If a Vehicle App provides a grpc-interface - a server stub embedded into the Velocitas framework will be generated and added as a build-time dependency of your application. It enables you to quickly add the business logic of your application.
URI of the used protobuf specification of the service. URI may point to a local file or to a file provided by a server. It is generally recommended that a stable proto file is used. I.e. one that is already released under a proper tag rather than an in-development proto file.
required.methods
array
Array of service’s methods that are accessed by the application.
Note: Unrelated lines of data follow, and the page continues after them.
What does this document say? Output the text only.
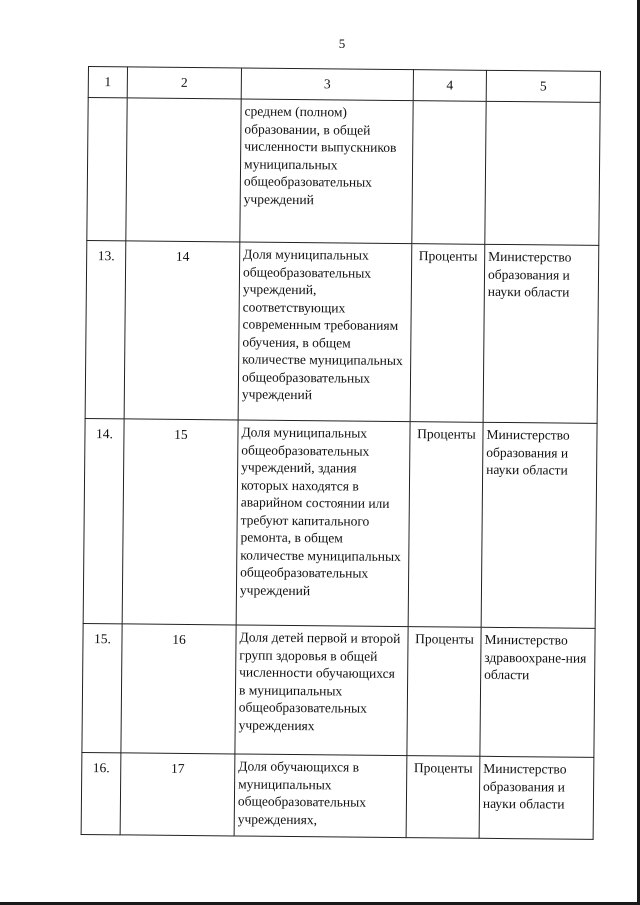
5
1	2	3	4	5
		среднем (полном) образовании, в общей численности выпускников муниципальных общеобразовательных учреждений		
13.	14	Доля муниципальных общеобразовательных учреждений, соответствующих современным требованиям обучения, в общем количестве муниципальных общеобразовательных учреждений	Проценты	Министерство образования и науки области
14.	15	Доля муниципальных общеобразовательных учреждений, здания которых находятся в аварийном состоянии или требуют капитального ремонта, в общем количестве муниципальных общеобразовательных учреждений	Проценты	Министерство образования и науки области
15.	16	Доля детей первой и второй групп здоровья в общей численности обучающихся в муниципальных общеобразовательных учреждениях	Проценты	Министерство здравоохране-ния области
16.	17	Доля обучающихся в муниципальных общеобразовательных учреждениях,	Проценты	Министерство образования и науки области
In addition to access control the methods attribute may be used to determine backward or forward compatibility i.e. if semantics of a service’s interface did not change but methods were added or removed in a future version.
required.methods.[].name
string
"Move", "MoveComponent"
Name of the method that the application would like to access
provided
object
{}
Reserved object indicating that the interface is provided. Might be filled with further configuration values.
You need to specify devenv-devcontainer-setup >= v2.4.2 in your project configuration. Therefore your .veloitas.json should look similair to this example:
To do that you can run velocitas component add grpc-interface-support when your package is above or equal to v2.4.2
3.1.3 - Publish Subscribe
The functional interface for supporting communication via publish and subscribe.
Providing CLI package
Interface type-key
devenv-runtimes
pubsub
Description
This interface type introduces a dependency to a publish and subscribe middleware. While this may change in the future due to new middlewares being adopted, at the moment this will always indicate a dependency to MQTT.
If a Vehicle App requires pubsub - this will influence the generated deployment specs to include a publish and subscribe broker (i.e. an MQTT broker).
If a Vehicle App provides pubsub - this will influence the generated deployment specs to include a publish and subscribe broker (i.e. an MQTT broker).
Configuration structure
Attribute
Type
Example value
Description
reads
array[string]
[ "sampleapp/getSpeed" ]
Array of topics which are read by the application.